Verzoek openheid verslagen MH17 afgewezen
Verslagen van vergaderingen van het ministeriële crisisteam over de ramp met de MH17 hoeven niet openbaar gemaakt te worden. Verzoeken van NOS, RTL Nieuws en de Volkskrant om verstrekking van alle relevante documenten zijn woensdag afgewezen door de Afdeling bestuursrechtspraak van de Raad van State.
De betrokken media hadden de minister van Veiligheid en Justitie inzage gevraagd in alle verslagen van de zogenoemde Ministeriële Commissie Crisisbeheersing (MCCb) en enkele passages van verslagen van de ambtelijke Interdepartementale Commissie Crisisbeheersing (ICCb).
Volgens de Raad van State geldt voor de ministeriële commissie hetzelfde geheimhoudingsregime als voor de ministerraad. Zij besluit over de aanpak van crises waarbij de nationale veiligheid in het geding is. Blijkens de uitspraak heeft de Staat „er groot belang bij dat ministers en de overige aanwezigen bij vergaderingen van de MCCb, evenzeer als deelnemers aan de ministerraad, onbelemmerd met elkaar kunnen spreken”. Het is „aannemelijk dat openbaarmaking van de verslagen ertoe leidt dat het goed functioneren van de MCCb in het gedrag komt”, vindt de Raad van State.
Volgens het rechtscollege weegt het belang van openbaarheid niet op tegen andere belangen, zoals de betrekkingen van Nederland met andere staten en internationale organisaties, maar ook bescherming van de persoonlijke levenssfeer en beleidsopvattingen van betrokkenen. Een eerdere uitspraak van een lagere rechtbank is daarmee vernietigd.

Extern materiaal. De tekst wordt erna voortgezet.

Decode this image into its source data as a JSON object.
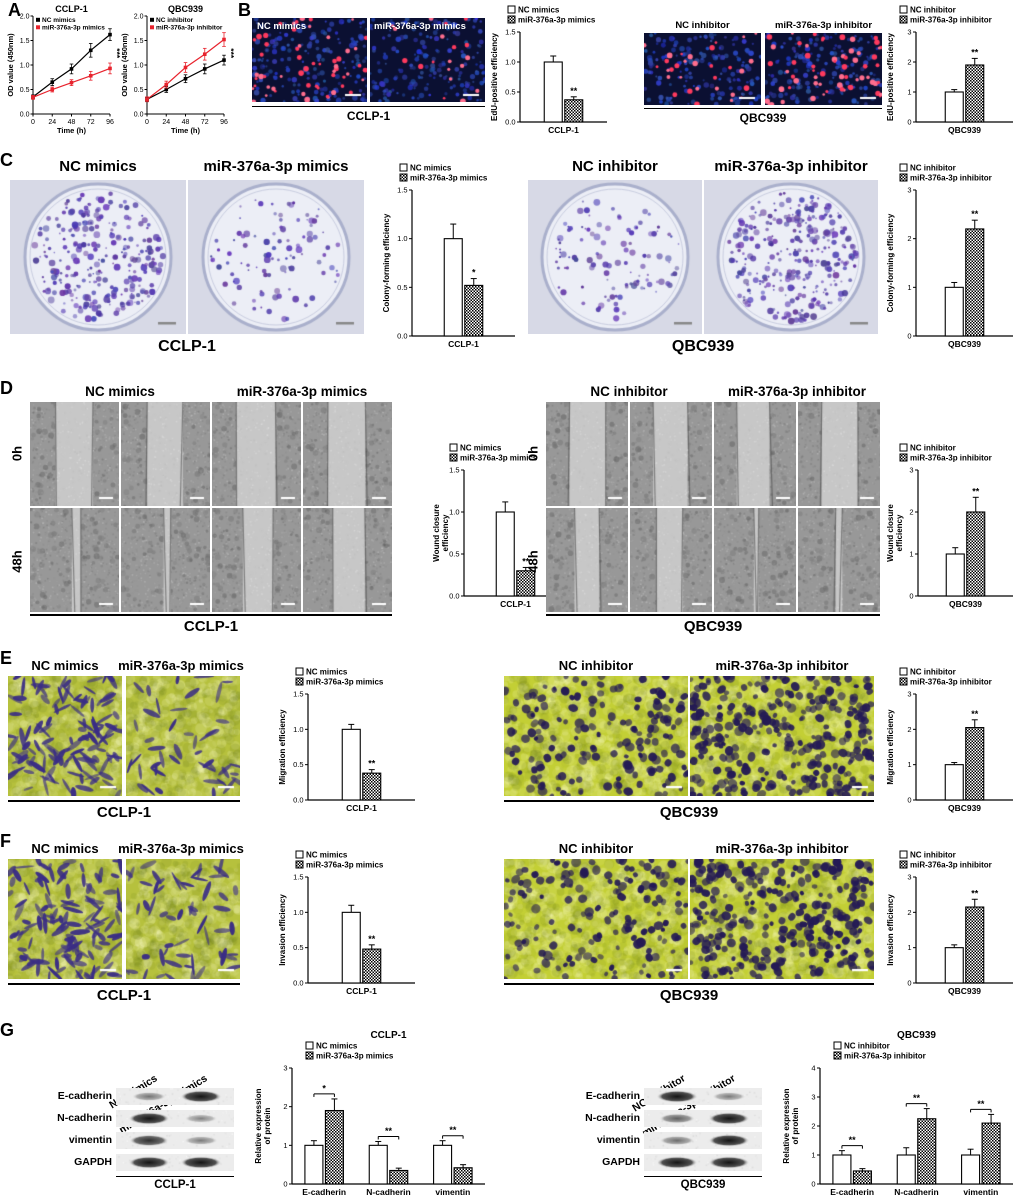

De ministeriële commissie, belast met de coördinatie van crisisbeheersing, kwam meteen bijeen nadat vlucht MH17 van Malaysia Airlines in juli 2014 boven het oosten van Oekraïne was neergestort.
Eerder werd al een deel van de gevraagde documenten openbaar gemaakt.
Adjunct-hoofdredacteur Pieter Klein van RTL Nieuws noemt op Twitter de uitspraak „zeer teleurstellend”. „Verdorie. Procedure @NOS@volkskrant@RTLnieuws inzake #MH17 verloren. #wob.”
De betrokken media voerden bij de Raad van State aan dat hun recht op inlichtingen van de overheid is geschaad. De Afdeling bestuursrechtspraak vindt dat de betrokken media „niet op onrechtmatige wijze zijn belemmerd”.